La tecnologia Rfid può essere un alleato prezioso per migliorare la gestione
del proprio punto vendita. L’importante è avere le idee chiare sugli aspetti
critici della propria attività e non illudersi che basti apporre un tag al
prodotto per far scomparire tutti i problemi. Di questi temi si è occupato un
seminario a Smau nell’ambito di e-academy.


Se, come è stato detto, “il miglior modo di
influenzare
il consumatore è nell’attimo appena prima di pagare”
,
l’obiettivo di ogni commerciante sarà soddisfare le esigenze del cliente, nella
reperibilità dei prodotti, riducendo i tempi di attesa e migliorando il livello
del servizio, con personale informato e con prodotti che possono essere provati
ma anche restituiti. I desiderata dei commercianti si muovono in un’altra
direzione, come è ovvio: l’aumento delle vendite, la diminuzione dei costi e la
riduzione del capitale circolante. Bisogna chiarire subito, l’Rfid non è
la panacea
, ma dopo un periodo di euforia, l’interesse verso il tag a
radiofrequenza continua a essere consistente, tanto che da un sondaggio questa
soluzione viene ritenuta importante dal 20% dei negozianti.

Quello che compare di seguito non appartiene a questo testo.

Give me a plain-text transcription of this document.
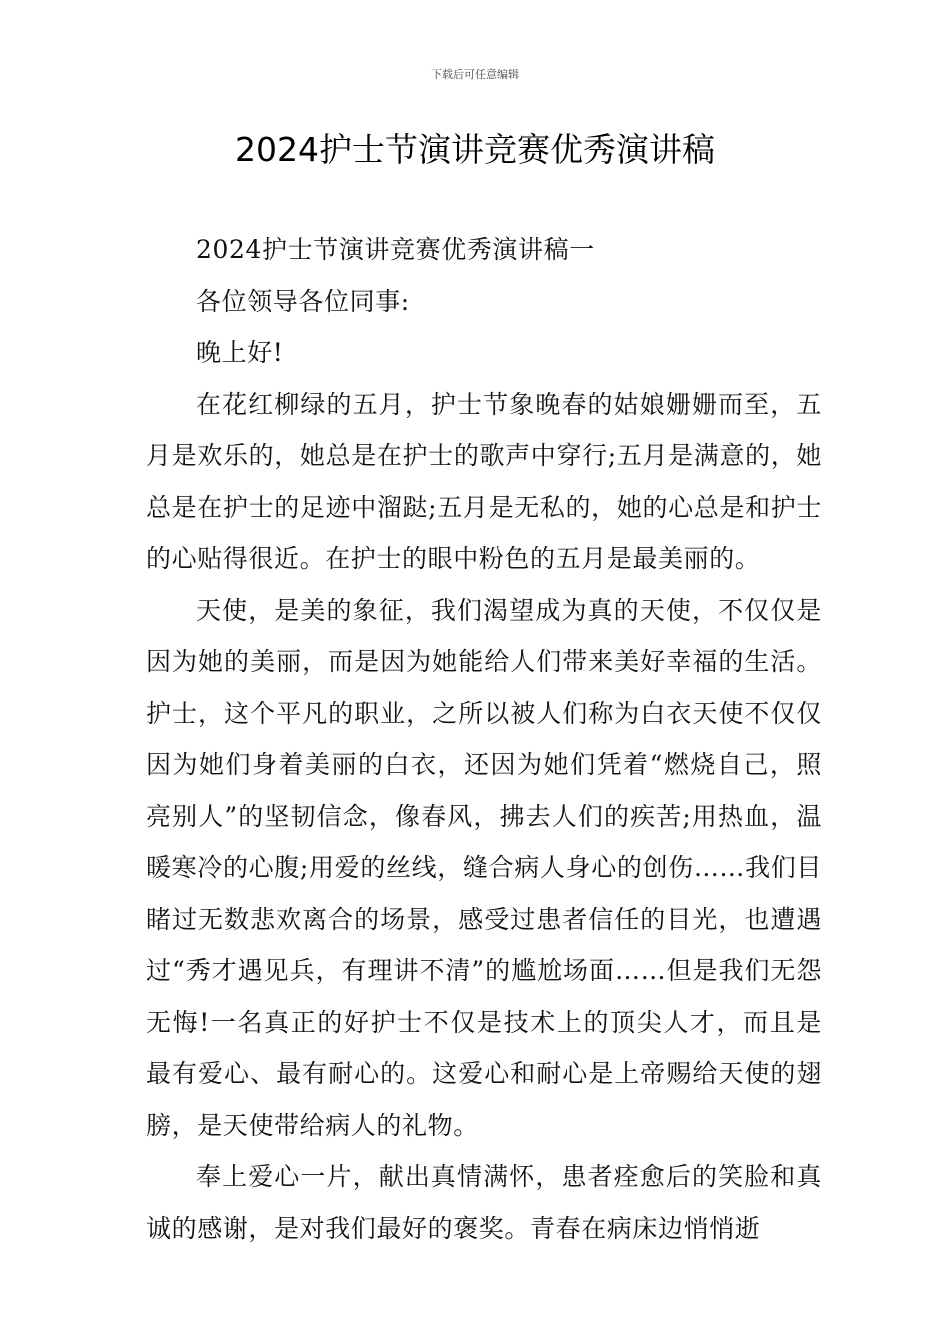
下载后可任意编辑
2024护士节演讲竞赛优秀演讲稿

2024护士节演讲竞赛优秀演讲稿一

各位领导各位同事:

晚上好!

在花红柳绿的五月，护士节象晚春的姑娘姗姗而至，五月是欢乐的，她总是在护士的歌声中穿行;五月是满意的，她总是在护士的足迹中溜跶;五月是无私的，她的心总是和护士的心贴得很近。在护士的眼中粉色的五月是最美丽的。

天使，是美的象征，我们渴望成为真的天使，不仅仅是因为她的美丽，而是因为她能给人们带来美好幸福的生活。护士，这个平凡的职业，之所以被人们称为白衣天使不仅仅因为她们身着美丽的白衣，还因为她们凭着“燃烧自己，照亮别人”的坚韧信念，像春风，拂去人们的疾苦;用热血，温暖寒冷的心腹;用爱的丝线，缝合病人身心的创伤……我们目睹过无数悲欢离合的场景，感受过患者信任的目光，也遭遇过“秀才遇见兵，有理讲不清”的尴尬场面……但是我们无怨无悔!一名真正的好护士不仅是技术上的顶尖人才，而且是最有爱心、最有耐心的。这爱心和耐心是上帝赐给天使的翅膀，是天使带给病人的礼物。

奉上爱心一片，献出真情满怀，患者痊愈后的笑脸和真诚的感谢，是对我们最好的褒奖。青春在病床边悄悄逝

Quello che rimane una realtà di fatto è che grazie all’Rfid è più
facile gestire l’inventario degli articoli,
con informazioni sui
prodotti, la loro tracciabilità, controllando in modo costante i furti, i resi,
gli articoli invenduti, le obsolescenze, i prodotti danneggiati. Insomma, è
possibile razionalizzare una serie di informazioni che possono migliorare la
qualità del punto vendita ottimizzando i tempi, grazie anche all’automazione dei
flussi di lavoro back office. Investimenti in Rfid ne sono stati fatti da grandi
catene, ma non mancano realtà di piccola dimensione. L’importante, per chi offre
queste soluzioni, è trovare delle “killer application”: facili da usare
e da implementare, con la possibilità di essere integrate nel sistema
informatico già esistente. A oggi l’Rfid coesiste in certi casi ancora con
il barcode, ma dovrà sganciarsi presto. Nella vita quotidiana già utilizziamo
questa tecnologia, basti pensare al Telepass.

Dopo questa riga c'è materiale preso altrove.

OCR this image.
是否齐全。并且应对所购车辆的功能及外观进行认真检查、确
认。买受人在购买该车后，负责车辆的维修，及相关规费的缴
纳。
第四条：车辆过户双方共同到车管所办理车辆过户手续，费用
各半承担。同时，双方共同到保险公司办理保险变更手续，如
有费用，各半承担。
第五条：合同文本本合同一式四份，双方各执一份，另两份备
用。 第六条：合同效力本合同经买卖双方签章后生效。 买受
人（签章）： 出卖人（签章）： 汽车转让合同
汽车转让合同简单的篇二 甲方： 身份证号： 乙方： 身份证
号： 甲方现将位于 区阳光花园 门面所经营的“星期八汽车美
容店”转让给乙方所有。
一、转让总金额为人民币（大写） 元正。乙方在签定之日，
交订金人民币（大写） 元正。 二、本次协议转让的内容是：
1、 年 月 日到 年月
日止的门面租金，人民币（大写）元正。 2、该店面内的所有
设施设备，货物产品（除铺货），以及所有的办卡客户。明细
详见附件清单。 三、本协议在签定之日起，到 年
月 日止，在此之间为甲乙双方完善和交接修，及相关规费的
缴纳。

Nei punti vendita l’obiettivo è recuperare efficienza,
monitorando il movimento degli articoli e controllando lo stato del magazzino.

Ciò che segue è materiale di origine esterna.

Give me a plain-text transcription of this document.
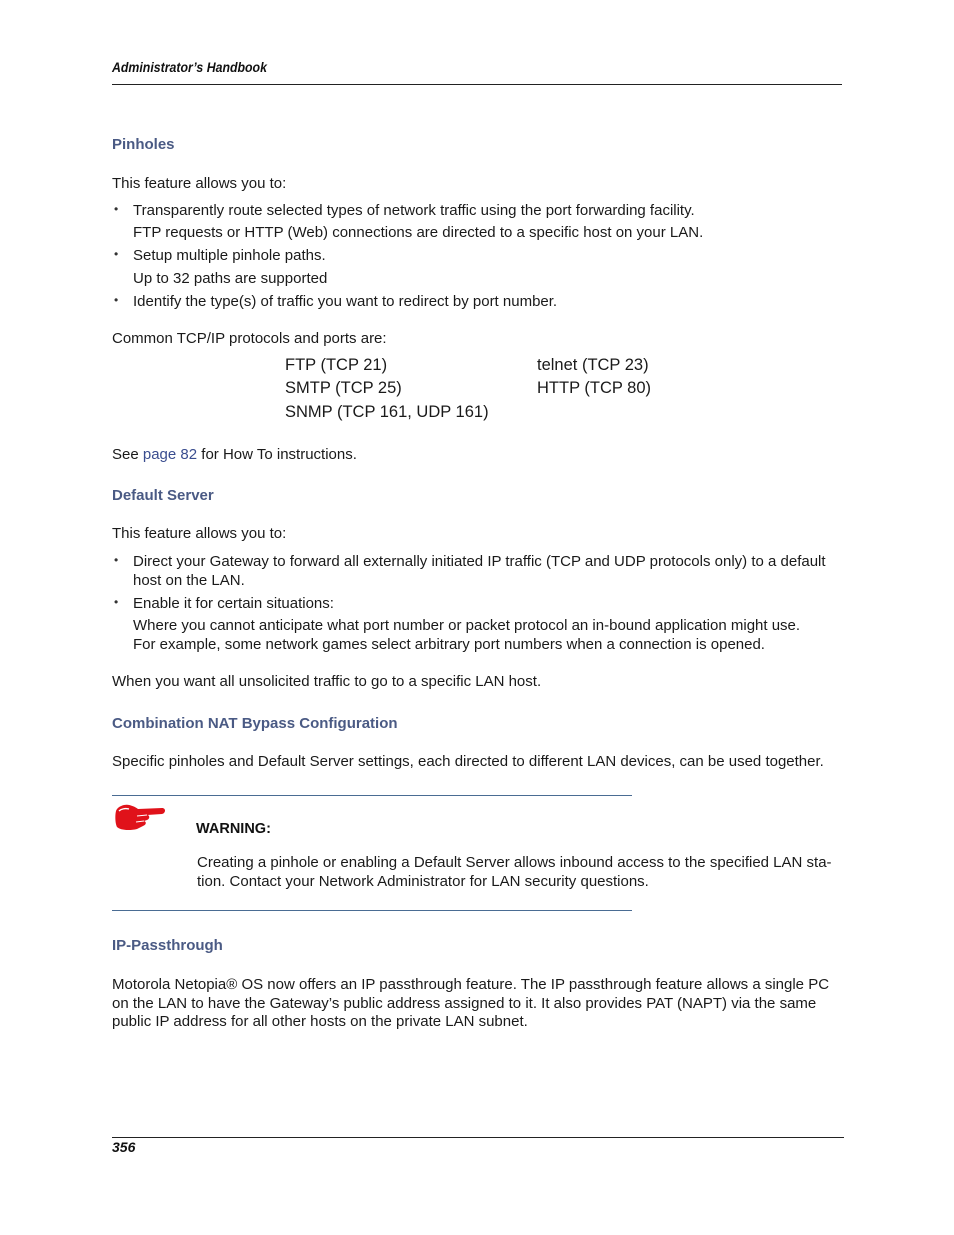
Administrator’s Handbook
Pinholes
This feature allows you to:
• Transparently route selected types of network traffic using the port forwarding facility.
FTP requests or HTTP (Web) connections are directed to a specific host on your LAN.
• Setup multiple pinhole paths.
Up to 32 paths are supported
• Identify the type(s) of traffic you want to redirect by port number.
Common TCP/IP protocols and ports are:
FTP (TCP 21)	telnet (TCP 23)
SMTP (TCP 25)	HTTP (TCP 80)
SNMP (TCP 161, UDP 161)
See page 82 for How To instructions.
Default Server
This feature allows you to:
• Direct your Gateway to forward all externally initiated IP traffic (TCP and UDP protocols only) to a default
host on the LAN.
• Enable it for certain situations:
Where you cannot anticipate what port number or packet protocol an in-bound application might use.
For example, some network games select arbitrary port numbers when a connection is opened.
When you want all unsolicited traffic to go to a specific LAN host.
Combination NAT Bypass Configuration
Specific pinholes and Default Server settings, each directed to different LAN devices, can be used together.
WARNING:
Creating a pinhole or enabling a Default Server allows inbound access to the specified LAN sta-
tion. Contact your Network Administrator for LAN security questions.
IP-Passthrough
Motorola Netopia® OS now offers an IP passthrough feature. The IP passthrough feature allows a single PC
on the LAN to have the Gateway’s public address assigned to it. It also provides PAT (NAPT) via the same
public IP address for all other hosts on the private LAN subnet.
356
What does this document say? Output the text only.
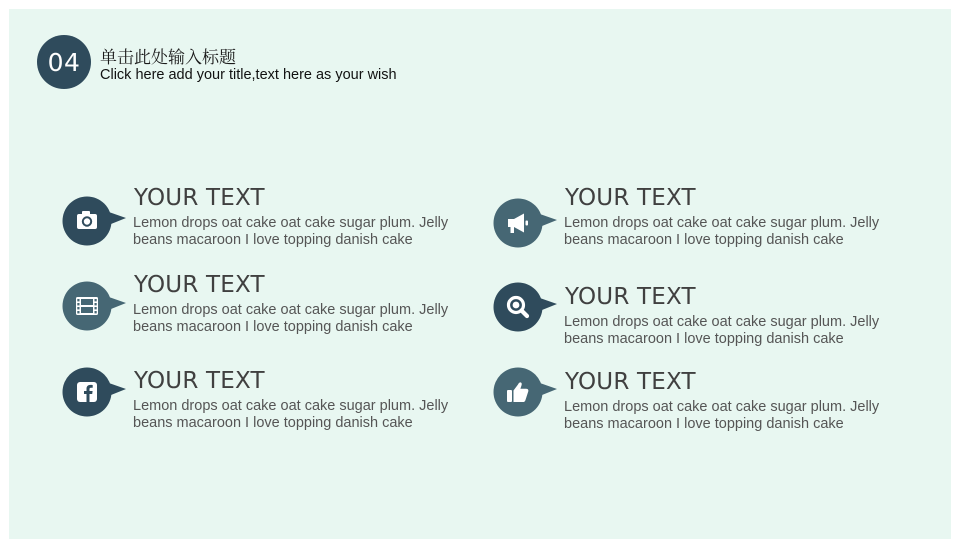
04 单击此处输入标题
Click here add your title,text here as your wish
YOUR TEXT
Lemon drops oat cake oat cake sugar plum. Jelly beans macaroon I love topping danish cake
YOUR TEXT
Lemon drops oat cake oat cake sugar plum. Jelly beans macaroon I love topping danish cake
YOUR TEXT
Lemon drops oat cake oat cake sugar plum. Jelly beans macaroon I love topping danish cake
YOUR TEXT
Lemon drops oat cake oat cake sugar plum. Jelly beans macaroon I love topping danish cake
YOUR TEXT
Lemon drops oat cake oat cake sugar plum. Jelly beans macaroon I love topping danish cake
YOUR TEXT
Lemon drops oat cake oat cake sugar plum. Jelly beans macaroon I love topping danish cake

Ma non è tutto così semplice, soprattutto quando il tag viene a contatto con i
clienti finali, che devono accettare questa novità, ma soprattutto non capiscono
cosa ci sia da guadagnare. Per questo l’applicazione al singolo item non è
sempre così facile da effettuare. Le categorie di prodotti per cui il tag è
altamente consigliato sono prodotti a elevato valore unitario,
a elevata obsolescenza, a rischio di furto e ad alto tasso di deperimento, ne è
un esempio la Conad, afferma il docente, dove l’Rfid è stato applicato al
settore carni. Rimane ancora molto da fare, visto che non tutti i progetti in
questa direzione sono un stati un successo: i disagi riscontrati più spesso sono
l’accuratezza non sempre ottimale nella lettura, le interferenze, senza contare
le problematiche legate alla proprietà dei dati e la privacy.